Technology

Only Tastry has unlocked how human senses interpret product chemistry

Tastry was founded based on the need to reform the way food and beverages were evaluated. Rather than the subjective views of tasting panels and critics, we identified the need to provide consumers with more objective data.  Therefore, we set out to develop chemometric alternatives that harness the powers of chemistry with mathematical and statistical methods, to turn our senses into science.

Tastry’s role in the wine industry

Chemical Analysis

Wineries across the United States send wine samples to Tastry’s TTB-certified lab where we test and analyze thousands of chemical properties of wine.

Artificial Intelligence Engine

Data from each product analysis is fed into a proprietary AI engine to “learn” its place in product comparisons and palate matches.

Palate Matches

Wine lovers create an account, take a brief palate survey, and receive match percentages for every wine, based on their own unique taste preferences.
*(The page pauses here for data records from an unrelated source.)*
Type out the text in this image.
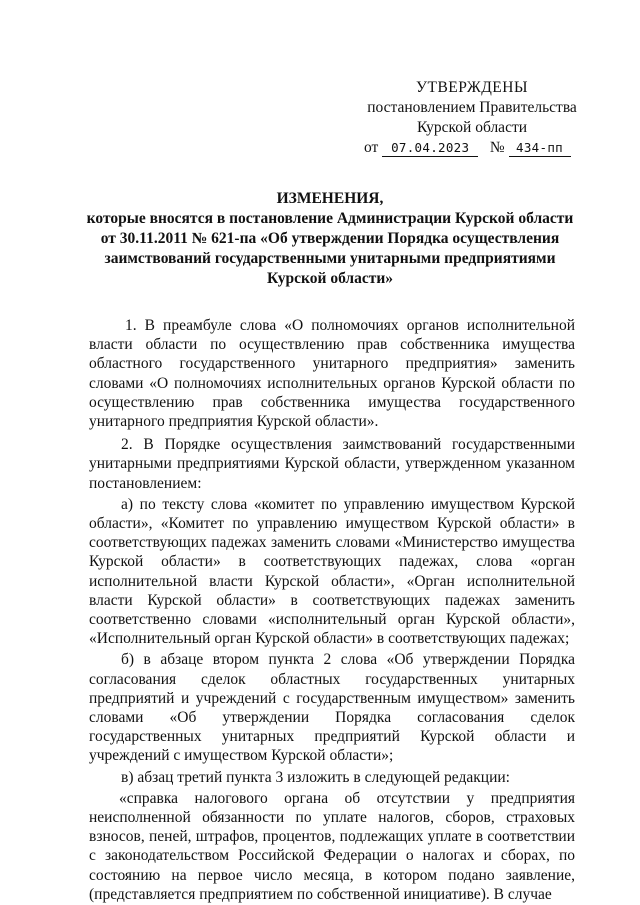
УТВЕРЖДЕНЫ
постановлением Правительства
Курской области
от 07.04.2023 № 434-пп
ИЗМЕНЕНИЯ,
которые вносятся в постановление Администрации Курской области
от 30.11.2011 № 621-па «Об утверждении Порядка осуществления
заимствований государственными унитарными предприятиями
Курской области»

1. В преамбуле слова «О полномочиях органов исполнительной власти области по осуществлению прав собственника имущества областного государственного унитарного предприятия» заменить словами «О полномочиях исполнительных органов Курской области по осуществлению прав собственника имущества государственного унитарного предприятия Курской области».

2. В Порядке осуществления заимствований государственными унитарными предприятиями Курской области, утвержденном указанном постановлением:

а) по тексту слова «комитет по управлению имуществом Курской области», «Комитет по управлению имуществом Курской области» в соответствующих падежах заменить словами «Министерство имущества Курской области» в соответствующих падежах, слова «орган исполнительной власти Курской области», «Орган исполнительной власти Курской области» в соответствующих падежах заменить соответственно словами «исполнительный орган Курской области», «Исполнительный орган Курской области» в соответствующих падежах;

б) в абзаце втором пункта 2 слова «Об утверждении Порядка согласования сделок областных государственных унитарных предприятий и учреждений с государственным имуществом» заменить словами «Об утверждении Порядка согласования сделок государственных унитарных предприятий Курской области и учреждений с имуществом Курской области»;

в) абзац третий пункта 3 изложить в следующей редакции:

«справка налогового органа об отсутствии у предприятия неисполненной обязанности по уплате налогов, сборов, страховых взносов, пеней, штрафов, процентов, подлежащих уплате в соответствии с законодательством Российской Федерации о налогах и сборах, по состоянию на первое число месяца, в котором подано заявление, (представляется предприятием по собственной инициативе). В случае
No one argues with the incontestable fact that tasting is a subjective endeavor. The measure of an effective wine critic should be his or her timely and useful rendering of an intelligent laundry list of good examples of different styles of winemaking in various price categories.

Robert Parker

Problems with Human Sensory Panels

The data obtained from human sensory evaluation is inherently inconsistent. Even with the most carefully designed method, a panelist’s personal preferences and acuity change dramatically from a large number of factors. Unlike chemistry, there is no way to completely control a human-issued sensory test. Accuracy isn’t the only issue. In the beer and wine industries, trained panels are expensive to perform. Moreover, trained panelists do not perceive tastes the same way the general population does. So the outputs from an expensive and inherently flawed panel are difficult to apply to a target consumer base.

Substituting Humans with Analytical Chemistry

Though once thought impossible, Tastry has successfully developed proprietary methods for quality evaluation and market performance prediction of food, beverages, fragrances and other sensory products. We employ these to provide hyper-specific product recommenders for retail that don’t rely on human panels. With this analytical chemistry based framework, we are able to rank and subdivide products according to the preferences of a user or demographic. This permits artisans and manufacturers to integrate sensory information at every stage of product development – from formulation to marketing, optimization of sales margins and even the best geographic distribution.

The Tastry Way

Tastry sensory science based recommenders do just what Robert Parker proposes: they narrow down an inventory of products to those that specific palates are most likely to enjoy, and allow the user to filter resulting matches based on price, occasion, how well they match a friend’s preferences, how well they complement other products (like pairing wine with food), and more. The applications of this data is limited only by the imaginations of the makers and retailers who take advantage of it. At Tastry, we like to say “we taught a computer how to taste.” But we also taught it how to match the palates and preferences of individuals and groups of consumers. Tastry will power the future of commerce, not purely with product data, but by its intimate connection to the data that powers the human senses.